Reverse: Issues that seemed like good ideas at the time they were added, but after review, don’t appear promising e.g. an action that adds more complexity to setting up a workflow.
We also discuss alternative prioritization techniques in our post ‘How to Prioritize Product Features.’
What is the ideal outcome of backlog refinement?
As we’ve already mentioned, the most important outcome of backlog refinement is for the backlog to be up-to-date and relevant to the current product strategy and sprint activities.
A refined backlog helps us allocate resources to the right activity, thus reducing the risk of technical debt and keeping our product roadmap in check. The prioritization exercise also makes it easier to choose which issues should be worked on during the next sprint.
What if you don’t run (regular) refinement sessions?
Having a disorganized, unprioritized backlog doesn’t mean that you won’t get work done. But it does increase the chances that you won’t get the right work done. And for startups with limited resources and capital, this isn’t something to ignore.
Backlog hygiene is a key element of Lean software development because it aligns with the concepts of eliminating waste and delivering value to customers. Basically, it lets us weed out the tasks that aren’t essential to our immediate product goals and focus on work that guides us toward a product-market fit.
If you’re not regularly refining the backlog it’s easy for the team to start working on issues that seem valuable or exciting, without considering the long-term repercussions.
For example, let’s say a few of your backlog items involve adding an AI-powered chatbot to the product onboarding process.

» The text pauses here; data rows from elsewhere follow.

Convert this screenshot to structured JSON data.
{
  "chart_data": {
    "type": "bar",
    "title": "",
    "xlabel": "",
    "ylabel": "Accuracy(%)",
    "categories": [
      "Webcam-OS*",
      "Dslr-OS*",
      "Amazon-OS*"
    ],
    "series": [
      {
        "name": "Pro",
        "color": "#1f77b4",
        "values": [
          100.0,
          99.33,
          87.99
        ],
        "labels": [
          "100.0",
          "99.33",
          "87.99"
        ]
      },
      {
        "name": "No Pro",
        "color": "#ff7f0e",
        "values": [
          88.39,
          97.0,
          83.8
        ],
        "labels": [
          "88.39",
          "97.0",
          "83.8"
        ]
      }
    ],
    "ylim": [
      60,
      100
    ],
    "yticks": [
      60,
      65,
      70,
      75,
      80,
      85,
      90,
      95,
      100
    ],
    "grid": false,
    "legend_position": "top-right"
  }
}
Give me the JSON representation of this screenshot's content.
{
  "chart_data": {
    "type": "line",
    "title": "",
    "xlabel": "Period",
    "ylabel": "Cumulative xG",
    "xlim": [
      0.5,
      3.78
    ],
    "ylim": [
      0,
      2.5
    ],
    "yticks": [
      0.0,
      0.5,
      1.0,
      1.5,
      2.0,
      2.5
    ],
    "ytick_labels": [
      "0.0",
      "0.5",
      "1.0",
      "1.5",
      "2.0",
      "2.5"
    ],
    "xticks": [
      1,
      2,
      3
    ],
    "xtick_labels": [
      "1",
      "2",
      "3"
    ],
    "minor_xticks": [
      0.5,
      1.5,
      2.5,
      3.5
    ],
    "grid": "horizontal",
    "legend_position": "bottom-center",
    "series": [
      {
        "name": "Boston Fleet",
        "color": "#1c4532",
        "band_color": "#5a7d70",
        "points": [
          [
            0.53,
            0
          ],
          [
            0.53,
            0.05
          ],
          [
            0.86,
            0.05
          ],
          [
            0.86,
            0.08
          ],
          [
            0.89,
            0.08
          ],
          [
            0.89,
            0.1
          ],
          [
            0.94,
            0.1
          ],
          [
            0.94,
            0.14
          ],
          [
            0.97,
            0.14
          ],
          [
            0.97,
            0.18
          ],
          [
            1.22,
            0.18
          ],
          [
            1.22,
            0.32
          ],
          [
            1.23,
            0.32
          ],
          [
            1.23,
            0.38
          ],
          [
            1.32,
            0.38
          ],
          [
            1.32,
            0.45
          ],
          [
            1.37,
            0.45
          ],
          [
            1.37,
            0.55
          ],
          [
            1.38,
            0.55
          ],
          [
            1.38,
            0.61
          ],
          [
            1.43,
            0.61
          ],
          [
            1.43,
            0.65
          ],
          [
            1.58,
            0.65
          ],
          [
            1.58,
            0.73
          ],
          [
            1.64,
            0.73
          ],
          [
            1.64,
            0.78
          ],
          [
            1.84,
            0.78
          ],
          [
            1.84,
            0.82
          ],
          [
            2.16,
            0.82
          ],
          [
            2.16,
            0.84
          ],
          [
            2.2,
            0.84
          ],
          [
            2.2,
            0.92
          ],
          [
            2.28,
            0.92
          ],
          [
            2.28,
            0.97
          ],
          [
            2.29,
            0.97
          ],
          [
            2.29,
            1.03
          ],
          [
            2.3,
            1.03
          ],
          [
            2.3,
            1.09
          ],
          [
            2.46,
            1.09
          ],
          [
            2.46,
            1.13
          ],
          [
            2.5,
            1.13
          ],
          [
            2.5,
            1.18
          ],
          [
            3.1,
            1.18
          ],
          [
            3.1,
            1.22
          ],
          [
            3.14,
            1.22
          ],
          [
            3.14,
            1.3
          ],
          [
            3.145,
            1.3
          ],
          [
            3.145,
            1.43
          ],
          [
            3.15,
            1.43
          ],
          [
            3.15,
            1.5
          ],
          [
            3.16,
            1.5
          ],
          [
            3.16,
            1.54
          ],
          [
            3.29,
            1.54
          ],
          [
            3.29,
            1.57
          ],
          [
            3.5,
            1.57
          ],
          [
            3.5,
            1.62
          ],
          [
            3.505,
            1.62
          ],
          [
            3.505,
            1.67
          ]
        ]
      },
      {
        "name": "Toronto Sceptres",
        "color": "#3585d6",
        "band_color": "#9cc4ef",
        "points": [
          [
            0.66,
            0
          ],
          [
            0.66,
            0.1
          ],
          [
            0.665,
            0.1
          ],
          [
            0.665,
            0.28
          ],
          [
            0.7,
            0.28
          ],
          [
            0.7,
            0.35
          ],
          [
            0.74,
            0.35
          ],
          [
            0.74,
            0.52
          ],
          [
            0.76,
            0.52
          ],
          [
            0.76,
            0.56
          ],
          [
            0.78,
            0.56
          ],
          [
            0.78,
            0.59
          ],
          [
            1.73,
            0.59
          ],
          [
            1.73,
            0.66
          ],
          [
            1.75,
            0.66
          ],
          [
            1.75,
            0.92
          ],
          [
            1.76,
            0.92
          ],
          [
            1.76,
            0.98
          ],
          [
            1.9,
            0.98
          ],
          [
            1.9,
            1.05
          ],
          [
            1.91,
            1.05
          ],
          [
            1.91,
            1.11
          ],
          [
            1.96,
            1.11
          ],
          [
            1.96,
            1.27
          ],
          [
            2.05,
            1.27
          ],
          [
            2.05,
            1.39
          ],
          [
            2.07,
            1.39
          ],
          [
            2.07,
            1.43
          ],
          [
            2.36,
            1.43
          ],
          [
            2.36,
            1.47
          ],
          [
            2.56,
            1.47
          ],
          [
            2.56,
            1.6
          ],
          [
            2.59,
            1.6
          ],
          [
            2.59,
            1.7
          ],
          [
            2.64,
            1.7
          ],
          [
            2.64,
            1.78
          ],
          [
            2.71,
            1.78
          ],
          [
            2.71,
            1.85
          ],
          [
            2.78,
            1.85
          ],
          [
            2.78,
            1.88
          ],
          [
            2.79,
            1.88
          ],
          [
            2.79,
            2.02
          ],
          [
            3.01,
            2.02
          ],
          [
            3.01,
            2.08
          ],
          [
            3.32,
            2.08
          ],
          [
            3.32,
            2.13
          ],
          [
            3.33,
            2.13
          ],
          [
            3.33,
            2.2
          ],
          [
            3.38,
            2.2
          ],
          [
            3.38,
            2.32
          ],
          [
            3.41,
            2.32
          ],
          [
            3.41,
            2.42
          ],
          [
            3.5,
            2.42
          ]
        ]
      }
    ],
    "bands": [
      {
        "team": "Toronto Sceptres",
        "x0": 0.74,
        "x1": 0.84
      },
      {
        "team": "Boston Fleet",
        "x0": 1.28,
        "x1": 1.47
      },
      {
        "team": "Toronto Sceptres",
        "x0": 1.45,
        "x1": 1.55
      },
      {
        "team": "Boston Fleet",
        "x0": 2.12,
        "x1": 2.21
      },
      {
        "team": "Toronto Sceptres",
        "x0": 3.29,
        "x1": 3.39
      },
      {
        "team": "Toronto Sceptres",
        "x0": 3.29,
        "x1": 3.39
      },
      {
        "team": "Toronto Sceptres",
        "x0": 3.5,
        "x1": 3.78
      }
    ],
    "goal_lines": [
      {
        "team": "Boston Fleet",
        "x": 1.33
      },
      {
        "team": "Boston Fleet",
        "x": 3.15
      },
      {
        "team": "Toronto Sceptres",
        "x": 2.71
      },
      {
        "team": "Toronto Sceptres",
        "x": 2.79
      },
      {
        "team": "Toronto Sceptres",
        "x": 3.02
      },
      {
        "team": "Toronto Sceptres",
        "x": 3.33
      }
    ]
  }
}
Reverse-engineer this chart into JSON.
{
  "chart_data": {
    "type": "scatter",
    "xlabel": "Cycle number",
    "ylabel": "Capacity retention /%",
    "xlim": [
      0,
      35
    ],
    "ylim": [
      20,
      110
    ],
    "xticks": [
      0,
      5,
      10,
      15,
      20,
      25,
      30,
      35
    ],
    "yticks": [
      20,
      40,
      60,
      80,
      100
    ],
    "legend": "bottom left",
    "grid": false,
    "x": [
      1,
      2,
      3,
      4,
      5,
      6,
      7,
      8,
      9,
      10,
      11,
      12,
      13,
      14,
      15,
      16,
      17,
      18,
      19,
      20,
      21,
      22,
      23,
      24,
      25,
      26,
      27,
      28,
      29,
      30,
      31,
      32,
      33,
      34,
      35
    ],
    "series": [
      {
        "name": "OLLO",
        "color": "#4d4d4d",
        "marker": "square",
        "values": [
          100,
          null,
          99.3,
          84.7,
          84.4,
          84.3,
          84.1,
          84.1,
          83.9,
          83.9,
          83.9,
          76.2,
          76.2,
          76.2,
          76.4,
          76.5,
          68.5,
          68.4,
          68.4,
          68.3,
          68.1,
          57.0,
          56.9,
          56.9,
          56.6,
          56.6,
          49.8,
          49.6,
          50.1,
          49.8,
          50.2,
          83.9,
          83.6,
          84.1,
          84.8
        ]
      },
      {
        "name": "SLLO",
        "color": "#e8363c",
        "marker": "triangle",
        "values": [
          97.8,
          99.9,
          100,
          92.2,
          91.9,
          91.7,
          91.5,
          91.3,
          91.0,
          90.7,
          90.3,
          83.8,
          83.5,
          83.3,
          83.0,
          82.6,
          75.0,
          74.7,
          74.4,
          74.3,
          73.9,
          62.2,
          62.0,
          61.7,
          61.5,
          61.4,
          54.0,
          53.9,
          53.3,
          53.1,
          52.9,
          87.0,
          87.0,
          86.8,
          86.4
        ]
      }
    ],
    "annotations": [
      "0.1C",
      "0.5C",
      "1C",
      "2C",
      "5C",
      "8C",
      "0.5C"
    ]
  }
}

It might sound like a great idea, and once implemented, actually help you increase user retention. But if another set of items in the backlog revolves around implementing a payment processing system – so you can start monetizing the product – it’s clear which ones should be pulled into the upcoming sprint(s).
Backlog refinement is vital for keeping the team productive and ensuring they work on high-value tasks. It’s not always easy and requires a good bit of preparation. But when you commit to regularly reviewing your backlog and involving key members of your team in the process, it becomes less of a nuisance. Prioritization is an important element, and shouldn’t be skipped. By following best practices and tailoring the process to fit your team’s size, stakeholders, and approaches, you can turn backlog refinement into an efficient and painless activity.